4. How to adapt your studies wisely
Many companies are openly saying it now: it’s not about what you study, but how you think. Can you solve problems creatively? Can you communicate clearly? Are you willing to keep learning? Can you collaborate effectively with others?
That means soft skills are more important than ever. Skills like creativity, critical thinking, emotional intelligence, and self-organization determine whether you’ll thrive in a rapidly changing job market—or build your own profitable venture.
If you develop these skills during your studies (in any field), you’ll be in a strong position.
Here are some questions to guide your study choices:
- Am I just learning content—or also the systems behind it?
- Can I combine my field with technology, ethics, or social competence?
- Does my program actively use AI as a tool, or does it ignore it?
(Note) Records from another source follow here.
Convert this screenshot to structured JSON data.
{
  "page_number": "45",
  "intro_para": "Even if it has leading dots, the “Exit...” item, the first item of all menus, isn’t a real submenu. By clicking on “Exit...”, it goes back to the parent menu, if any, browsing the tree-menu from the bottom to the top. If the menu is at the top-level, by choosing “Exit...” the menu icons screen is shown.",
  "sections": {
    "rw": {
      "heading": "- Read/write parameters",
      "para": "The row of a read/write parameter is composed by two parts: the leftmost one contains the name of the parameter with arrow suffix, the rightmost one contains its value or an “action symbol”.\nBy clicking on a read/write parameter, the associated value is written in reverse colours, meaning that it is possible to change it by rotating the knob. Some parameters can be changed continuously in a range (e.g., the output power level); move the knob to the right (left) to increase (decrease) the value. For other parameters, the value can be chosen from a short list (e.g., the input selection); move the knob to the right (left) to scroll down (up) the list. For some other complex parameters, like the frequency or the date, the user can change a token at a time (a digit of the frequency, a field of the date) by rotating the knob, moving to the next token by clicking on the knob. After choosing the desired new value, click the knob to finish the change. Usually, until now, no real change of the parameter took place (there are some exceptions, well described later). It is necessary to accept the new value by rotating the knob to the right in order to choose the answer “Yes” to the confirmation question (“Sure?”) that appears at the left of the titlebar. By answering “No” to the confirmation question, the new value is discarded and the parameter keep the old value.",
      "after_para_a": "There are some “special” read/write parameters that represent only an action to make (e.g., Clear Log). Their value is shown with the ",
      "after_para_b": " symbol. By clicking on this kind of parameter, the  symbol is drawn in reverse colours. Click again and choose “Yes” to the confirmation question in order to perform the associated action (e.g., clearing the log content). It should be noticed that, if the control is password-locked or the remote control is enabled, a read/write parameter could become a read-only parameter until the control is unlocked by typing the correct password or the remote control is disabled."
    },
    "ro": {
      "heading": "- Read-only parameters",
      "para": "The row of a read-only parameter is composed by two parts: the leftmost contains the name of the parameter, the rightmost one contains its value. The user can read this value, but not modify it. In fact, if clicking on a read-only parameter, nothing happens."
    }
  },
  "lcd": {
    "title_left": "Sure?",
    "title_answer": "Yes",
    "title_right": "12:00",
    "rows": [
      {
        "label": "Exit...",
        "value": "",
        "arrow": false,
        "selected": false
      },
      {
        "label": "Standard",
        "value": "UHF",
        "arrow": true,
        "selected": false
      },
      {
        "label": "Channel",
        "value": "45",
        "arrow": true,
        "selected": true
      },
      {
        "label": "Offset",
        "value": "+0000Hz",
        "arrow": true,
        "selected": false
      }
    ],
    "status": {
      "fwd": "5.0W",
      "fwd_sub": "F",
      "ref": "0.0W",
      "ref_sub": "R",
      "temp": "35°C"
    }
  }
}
- Do I get opportunities to work on real problems—in projects, teams, or practice?
- And maybe most important: What do I genuinely enjoy, and where are my talents—even if there’s no job title for it yet?
Because in the future, jobs won’t be as clearly defined as they used to be. What will matter most is whether you can adapt and keep evolving.
Conclusion: Studying in the future means shaping the future
You don’t need to fear being replaced by AI—if you’re willing to work with it. You don’t need to become a “prompt engineer” to stay relevant. But you do need to understand where your real value lies.
Knowledge alone is no longer enough. What matters is the ability to recognize meaning, think critically, build relationships, and create new solutions. And for that, studying is still one of the best paths forward.
So don’t just ask yourself what you want to study. Ask yourself: What do I want to study for? And: How can I use my skills meaningfully in a world full of AI?